The vast community of microbes inhabiting the gut has been documented to influence a surprisingly diverse set of diseases, even illnesses that typically involve pathologies at anatomically distant sites, like multiple sclerosis [26,27] and arthritis [28]. The influence of gut microbes on pulmonary diseases has been referred to as the “gut–lung axis,” and several studies have implicated intestinal microbial communities in the pathogenesis of asthma, particularly in early childhood. Although multiple pathways probably underlie the communication between gut microbial communities and the lung in asthma [29,30], microbiota-derived metabolites are emerging as a particularly compelling example.

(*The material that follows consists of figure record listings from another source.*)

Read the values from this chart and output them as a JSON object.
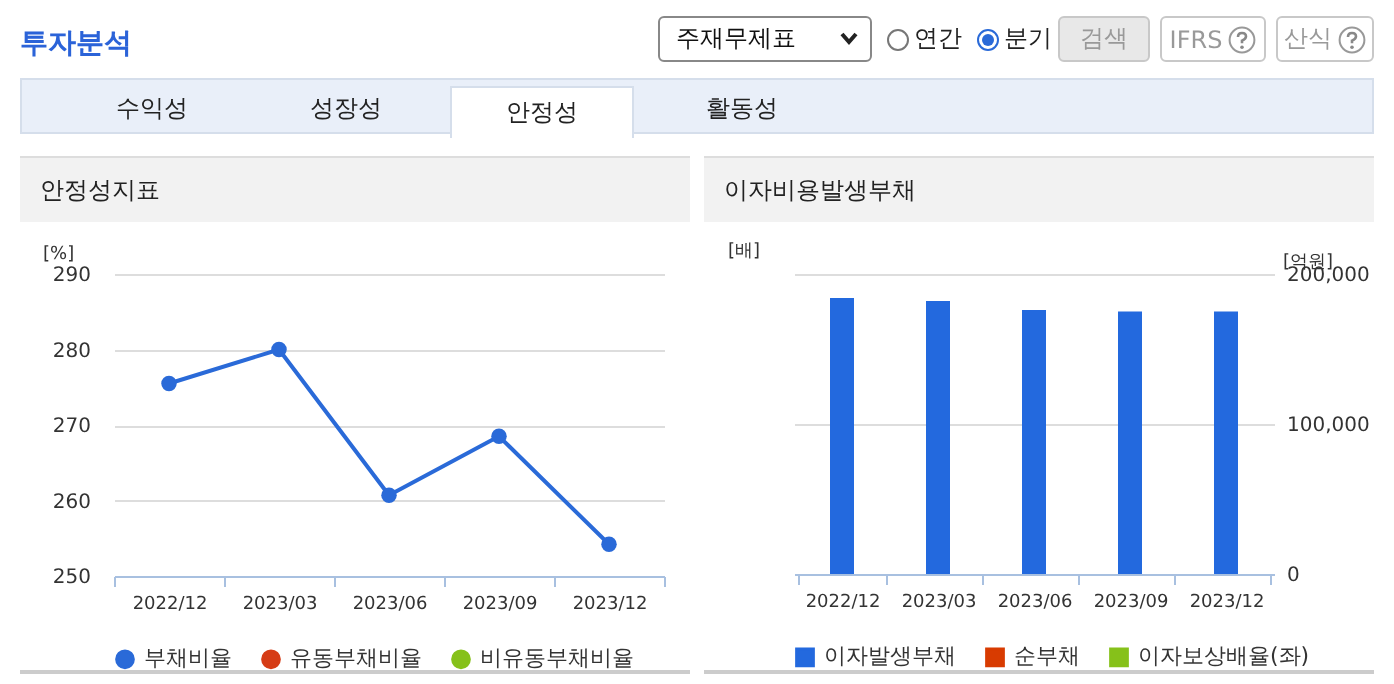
{
  "chart_data": [
    {
      "type": "other",
      "title": "투자분석",
      "annotations": [
        "주재무제표",
        "연간",
        "분기",
        "검색",
        "IFRS",
        "산식",
        "수익성",
        "성장성",
        "안정성",
        "활동성"
      ]
    },
    {
      "type": "line",
      "title": "안정성지표",
      "ylabel": "[%]",
      "categories": [
        "2022/12",
        "2023/03",
        "2023/06",
        "2023/09",
        "2023/12"
      ],
      "ylim": [
        250,
        290
      ],
      "yticks": [
        250,
        260,
        270,
        280,
        290
      ],
      "grid": "y",
      "legend": "bottom",
      "marker": "circle",
      "series": [
        {
          "name": "부채비율",
          "color": "#2a6ad8",
          "values": [
            275.5,
            280,
            260.7,
            268.5,
            254.2
          ]
        },
        {
          "name": "유동부채비율",
          "color": "#d63c16",
          "values": [
            null,
            null,
            null,
            null,
            null
          ]
        },
        {
          "name": "비유동부채비율",
          "color": "#86c11a",
          "values": [
            null,
            null,
            null,
            null,
            null
          ]
        }
      ]
    },
    {
      "type": "bar",
      "title": "이자비용발생부채",
      "ylabel": "[배]",
      "y2label": "[억원]",
      "categories": [
        "2022/12",
        "2023/03",
        "2023/06",
        "2023/09",
        "2023/12"
      ],
      "y2lim": [
        0,
        200000
      ],
      "y2ticks": [
        0,
        {
          "value": 100000,
          "label": "100,000"
        },
        {
          "value": 200000,
          "label": "200,000"
        }
      ],
      "grid": true,
      "legend": "bottom",
      "series": [
        {
          "name": "이자발생부채",
          "color": "#2369de",
          "axis": "y2",
          "values": [
            184000,
            182000,
            176000,
            175000,
            175000
          ]
        },
        {
          "name": "순부채",
          "color": "#d83b01",
          "axis": "y2",
          "values": [
            null,
            null,
            null,
            null,
            null
          ]
        },
        {
          "name": "이자보상배율(좌)",
          "type": "line",
          "color": "#86c11a",
          "axis": "y",
          "values": [
            null,
            null,
            null,
            null,
            null
          ]
        }
      ]
    }
  ]
}
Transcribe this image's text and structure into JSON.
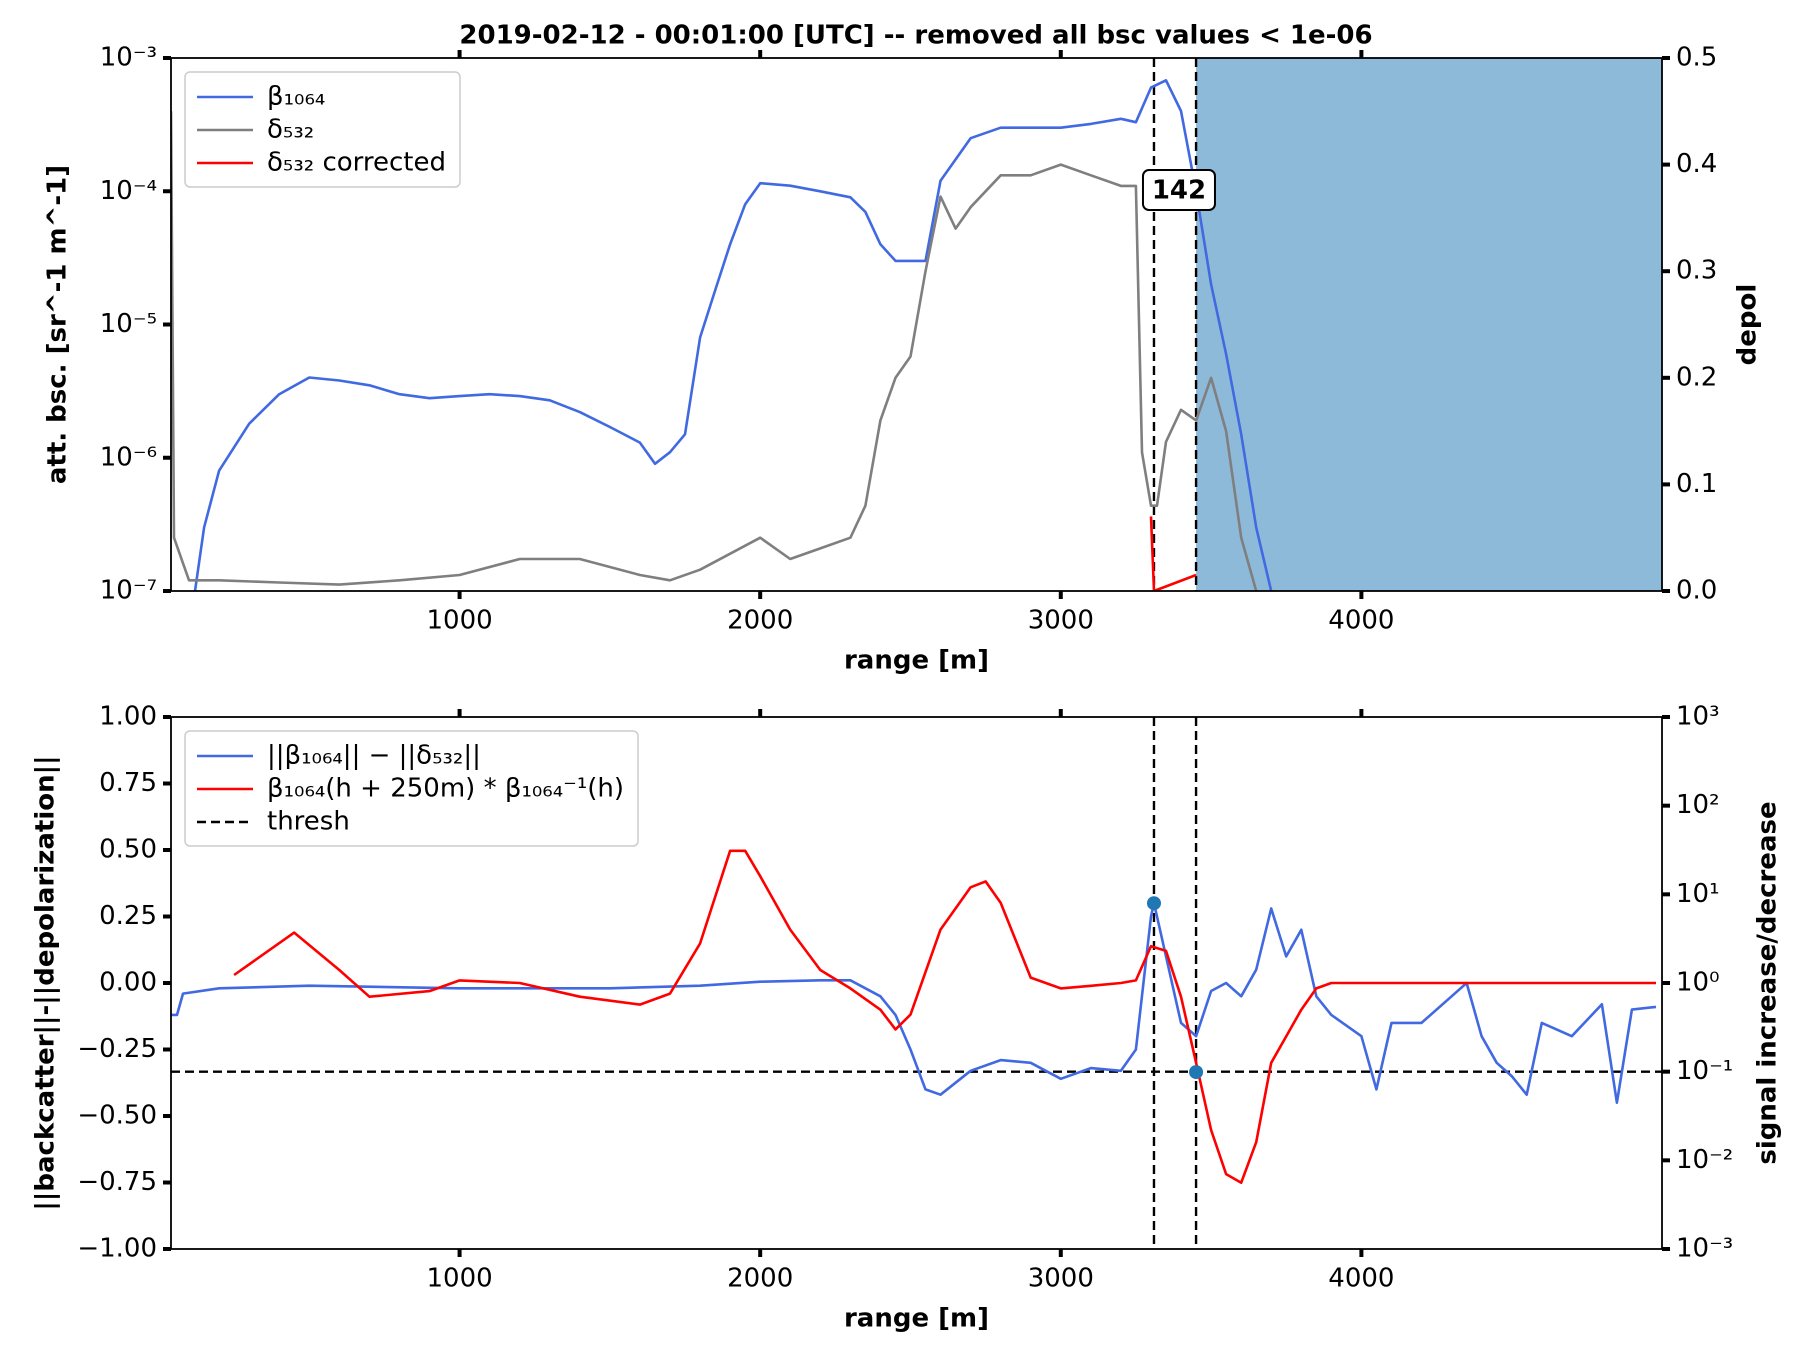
{
  "chart_data": [
    {
      "type": "line",
      "title": "2019-02-12 - 00:01:00 [UTC] -- removed all bsc values < 1e-06",
      "xlabel": "range [m]",
      "ylabel": "att. bsc. [sr^-1 m^-1]",
      "y2label": "depol",
      "ylabel_color": "#4169e1",
      "y2label_color": "#808080",
      "xlim": [
        40,
        5000
      ],
      "xticks": [
        1000,
        2000,
        3000,
        4000
      ],
      "ylim": [
        1e-07,
        0.001
      ],
      "ylog": true,
      "yticks": [
        {
          "value": 1e-07,
          "label": "10⁻⁷"
        },
        {
          "value": 1e-06,
          "label": "10⁻⁶"
        },
        {
          "value": 1e-05,
          "label": "10⁻⁵"
        },
        {
          "value": 0.0001,
          "label": "10⁻⁴"
        },
        {
          "value": 0.001,
          "label": "10⁻³"
        }
      ],
      "y2lim": [
        0,
        0.5
      ],
      "y2ticks": [
        {
          "value": 0,
          "label": "0.0"
        },
        0.1,
        0.2,
        0.3,
        0.4,
        0.5
      ],
      "span": [
        3450,
        5000
      ],
      "span_color": "#8ebad9",
      "vlines": [
        3310,
        3450
      ],
      "annotation": "142",
      "legend": "upper left",
      "series": [
        {
          "name": "β₁₀₆₄",
          "color": "#4169e1",
          "x": [
            120,
            150,
            200,
            300,
            400,
            500,
            600,
            700,
            800,
            900,
            1000,
            1100,
            1200,
            1300,
            1400,
            1500,
            1600,
            1650,
            1700,
            1750,
            1800,
            1850,
            1900,
            1950,
            2000,
            2100,
            2200,
            2300,
            2350,
            2400,
            2450,
            2500,
            2550,
            2600,
            2700,
            2800,
            2900,
            3000,
            3100,
            3200,
            3250,
            3300,
            3350,
            3400,
            3450,
            3500,
            3550,
            3600,
            3650,
            3700
          ],
          "values": [
            1e-07,
            3e-07,
            8e-07,
            1.8e-06,
            3e-06,
            4e-06,
            3.8e-06,
            3.5e-06,
            3e-06,
            2.8e-06,
            2.9e-06,
            3e-06,
            2.9e-06,
            2.7e-06,
            2.2e-06,
            1.7e-06,
            1.3e-06,
            9e-07,
            1.1e-06,
            1.5e-06,
            8e-06,
            1.8e-05,
            4e-05,
            8e-05,
            0.000115,
            0.00011,
            0.0001,
            9e-05,
            7e-05,
            4e-05,
            3e-05,
            3e-05,
            3e-05,
            0.00012,
            0.00025,
            0.0003,
            0.0003,
            0.0003,
            0.00032,
            0.00035,
            0.00033,
            0.0006,
            0.00068,
            0.0004,
            0.0001,
            2e-05,
            6e-06,
            1.5e-06,
            3e-07,
            1e-07
          ]
        },
        {
          "name": "δ₅₃₂",
          "color": "#7f7f7f",
          "axis": "y2",
          "x": [
            40,
            50,
            100,
            200,
            400,
            600,
            800,
            1000,
            1200,
            1400,
            1600,
            1700,
            1800,
            2000,
            2100,
            2200,
            2300,
            2350,
            2400,
            2450,
            2500,
            2550,
            2600,
            2650,
            2700,
            2800,
            2900,
            3000,
            3100,
            3200,
            3250,
            3270,
            3300,
            3320,
            3350,
            3400,
            3450,
            3500,
            3550,
            3600,
            3650
          ],
          "values": [
            0.45,
            0.05,
            0.01,
            0.01,
            0.008,
            0.006,
            0.01,
            0.015,
            0.03,
            0.03,
            0.015,
            0.01,
            0.02,
            0.05,
            0.03,
            0.04,
            0.05,
            0.08,
            0.16,
            0.2,
            0.22,
            0.3,
            0.37,
            0.34,
            0.36,
            0.39,
            0.39,
            0.4,
            0.39,
            0.38,
            0.38,
            0.13,
            0.08,
            0.08,
            0.14,
            0.17,
            0.16,
            0.2,
            0.15,
            0.05,
            0
          ]
        },
        {
          "name": "δ₅₃₂ corrected",
          "color": "#ff0000",
          "axis": "y2",
          "x": [
            3300,
            3310,
            3450
          ],
          "values": [
            0.07,
            0,
            0.015
          ]
        }
      ]
    },
    {
      "type": "line",
      "xlabel": "range [m]",
      "ylabel": "||backcatter||-||depolarization||",
      "y2label": "signal increase/decrease",
      "ylabel_color": "#4169e1",
      "y2label_color": "#ff0000",
      "xlim": [
        40,
        5000
      ],
      "xticks": [
        1000,
        2000,
        3000,
        4000
      ],
      "ylim": [
        -1,
        1
      ],
      "yticks": [
        {
          "value": -1,
          "label": "−1.00"
        },
        {
          "value": -0.75,
          "label": "−0.75"
        },
        {
          "value": -0.5,
          "label": "−0.50"
        },
        {
          "value": -0.25,
          "label": "−0.25"
        },
        {
          "value": 0,
          "label": "0.00"
        },
        0.25,
        {
          "value": 0.5,
          "label": "0.50"
        },
        0.75,
        {
          "value": 1,
          "label": "1.00"
        }
      ],
      "y2lim": [
        0.001,
        1000
      ],
      "y2log": true,
      "y2ticks": [
        {
          "value": 0.001,
          "label": "10⁻³"
        },
        {
          "value": 0.01,
          "label": "10⁻²"
        },
        {
          "value": 0.1,
          "label": "10⁻¹"
        },
        {
          "value": 1,
          "label": "10⁰"
        },
        {
          "value": 10,
          "label": "10¹"
        },
        {
          "value": 100,
          "label": "10²"
        },
        {
          "value": 1000,
          "label": "10³"
        }
      ],
      "vlines": [
        3310,
        3450
      ],
      "legend": "upper left",
      "series": [
        {
          "name": "||β₁₀₆₄|| − ||δ₅₃₂||",
          "color": "#4169e1",
          "x": [
            40,
            60,
            80,
            200,
            500,
            1000,
            1500,
            1800,
            2000,
            2200,
            2300,
            2400,
            2450,
            2500,
            2550,
            2600,
            2700,
            2800,
            2900,
            3000,
            3100,
            3200,
            3250,
            3300,
            3310,
            3350,
            3400,
            3450,
            3500,
            3550,
            3600,
            3650,
            3700,
            3750,
            3800,
            3850,
            3900,
            4000,
            4050,
            4100,
            4200,
            4300,
            4350,
            4400,
            4450,
            4500,
            4550,
            4600,
            4700,
            4800,
            4850,
            4900,
            4980
          ],
          "values": [
            -0.12,
            -0.12,
            -0.04,
            -0.02,
            -0.01,
            -0.02,
            -0.02,
            -0.01,
            0.005,
            0.01,
            0.01,
            -0.05,
            -0.12,
            -0.25,
            -0.4,
            -0.42,
            -0.33,
            -0.29,
            -0.3,
            -0.36,
            -0.32,
            -0.33,
            -0.25,
            0.25,
            0.3,
            0.1,
            -0.15,
            -0.2,
            -0.03,
            0,
            -0.05,
            0.05,
            0.28,
            0.1,
            0.2,
            -0.05,
            -0.12,
            -0.2,
            -0.4,
            -0.15,
            -0.15,
            -0.05,
            0,
            -0.2,
            -0.3,
            -0.35,
            -0.42,
            -0.15,
            -0.2,
            -0.08,
            -0.45,
            -0.1,
            -0.09
          ]
        },
        {
          "name": "β₁₀₆₄(h + 250m) * β₁₀₆₄⁻¹(h)",
          "color": "#ff0000",
          "axis": "y2",
          "x": [
            250,
            450,
            600,
            700,
            900,
            1000,
            1200,
            1400,
            1600,
            1700,
            1800,
            1900,
            1950,
            2000,
            2100,
            2200,
            2300,
            2400,
            2450,
            2500,
            2600,
            2700,
            2750,
            2800,
            2900,
            3000,
            3100,
            3200,
            3250,
            3300,
            3350,
            3400,
            3450,
            3500,
            3550,
            3600,
            3650,
            3700,
            3750,
            3800,
            3850,
            3900,
            4000,
            4500,
            4980
          ],
          "values": [
            1.23,
            3.7,
            1.4,
            0.7,
            0.81,
            1.07,
            1,
            0.7,
            0.57,
            0.76,
            2.8,
            31,
            31,
            16,
            4,
            1.4,
            0.87,
            0.5,
            0.3,
            0.44,
            4,
            12,
            14,
            8,
            1.15,
            0.87,
            0.93,
            1,
            1.07,
            2.6,
            2.3,
            0.7,
            0.126,
            0.022,
            0.007,
            0.0056,
            0.016,
            0.126,
            0.25,
            0.5,
            0.87,
            1,
            1,
            1,
            1
          ]
        }
      ],
      "hline": {
        "name": "thresh",
        "color": "#000000",
        "axis": "y2",
        "value": 0.1
      },
      "markers": {
        "color": "#1f77b4",
        "x": [
          3310,
          3450
        ],
        "values": [
          0.3,
          -0.335
        ]
      }
    }
  ]
}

For instance, the composition of neonatal gut microbial communities can acquire configurations with decreased representation of Akkermansia, Bifidobacterium, and Faecalibacterium, which predict later development of allergy and asthma [31]. Coculture of sterile fecal extracts generated from these dysfunctional microbial communities with human lymphocytes promotes the development of allergy-inducing Th2 cells while inhibiting the differentiation of Treg cells, directly implicating microbially derived products in conferring susceptibility to allergic disease (Fig 1C and 1D).

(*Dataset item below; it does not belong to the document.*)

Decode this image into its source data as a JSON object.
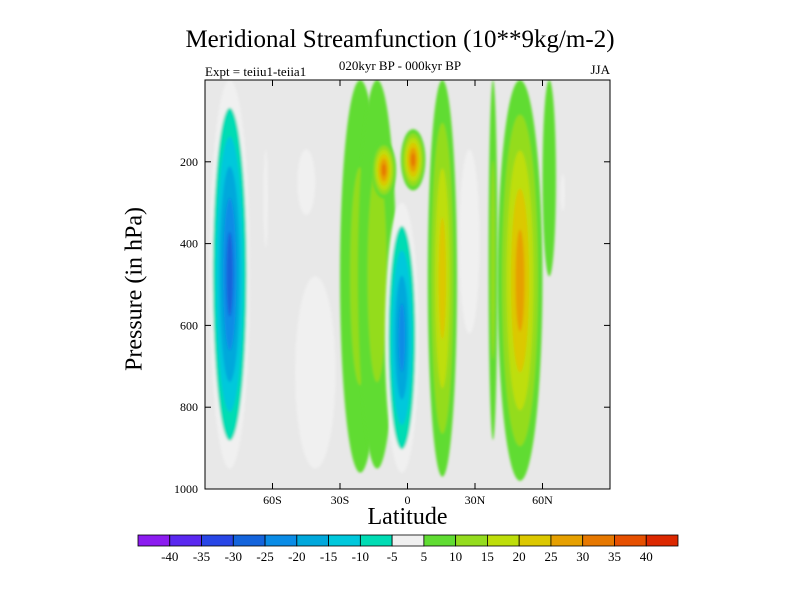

Furthermore, investigators studying the Canadian Healthy Infant Longitudinal Development cohort identified four taxa in neonates—Faecalibacterium, Lachnospira, Veillonella, and Rothia (FLVR)—that corresponded to later protection from asthma. When these four bacteria were supplemented to an asthmatic gut microbial community in gnotobiotic mice, animals receiving FLVR taxa experienced protection from allergic airway inflammation compared with controls that received no supplementation. Colonization with FLVR also corresponded to increases in the amounts of fecal acetate [32], a short-chain fatty acid (SCFA) known to protect from asthma [33]. Differences in SCFAs have been observed in 3-month-olds who displayed atopy and wheeze at 1 year [32]—symptoms that are predictive of later asthma. Moreover, SCFAs are known to influence Treg differentiation and function (e.g., [34]), which may contribute to asthma. Additionally, SCFAs generated by the gut microbiota have also been demonstrated to alter dendritic-cell recruitment and function within the lungs and reduce Th2 inflammation [33,35] (Fig 1A). Intriguingly, FLVR were protective only when present during the first 100 days of life, which suggests a critical window of gut colonization during which exposure to key organisms can prevent later disease. This phenomenon is similar to the critical window observed for airway colonization [14], suggesting that exposure to particular microbial communities during a crucial moment in early life results in a lasting restructuring of the host’s immune system.

Concluding remarks

Our growing appreciation for the role of commensal microbes in human health has placed the microbiota among the important factors contributing to asthma pathogenesis. Although the mechanisms by which endogenous bacterial communities affect asthma are still being elucidated, the enticing potential for therapeutic interventions will ensure continued interest and exploration on the influence of microbial communities on allergic diseases. Perhaps most compellingly, unlike host genetics and environmental exposures, which are known risk factors for allergic diseases, the microbiota presents a more easily modifiable feature in asthma development. One potential approach is to design probiotics that alter the composition or function of respiratory or gastrointestinal microbial communities in at-risk children. The promise of this approach relies on identifying individuals who would benefit from a probiotic intervention and exploiting the “critical window” in early life, during which microbial exposures can shape later asthma [14,31,32]. However, before we can benefit from microbiota-directed therapeutics in asthma, it is necessary to further define the mechanism(s) by which gut and airway microbes protect from the disease and to assist the identification of therapeutic candidates and biomarkers. Together, these new insights signify the beginning of a novel paradigm to understand the etiology of asthma as an emergent condition resulting from the codevelopment of microbial communities and host immunity. Innovations from this research may lead to transformative advances in our understanding and treatment of asthma.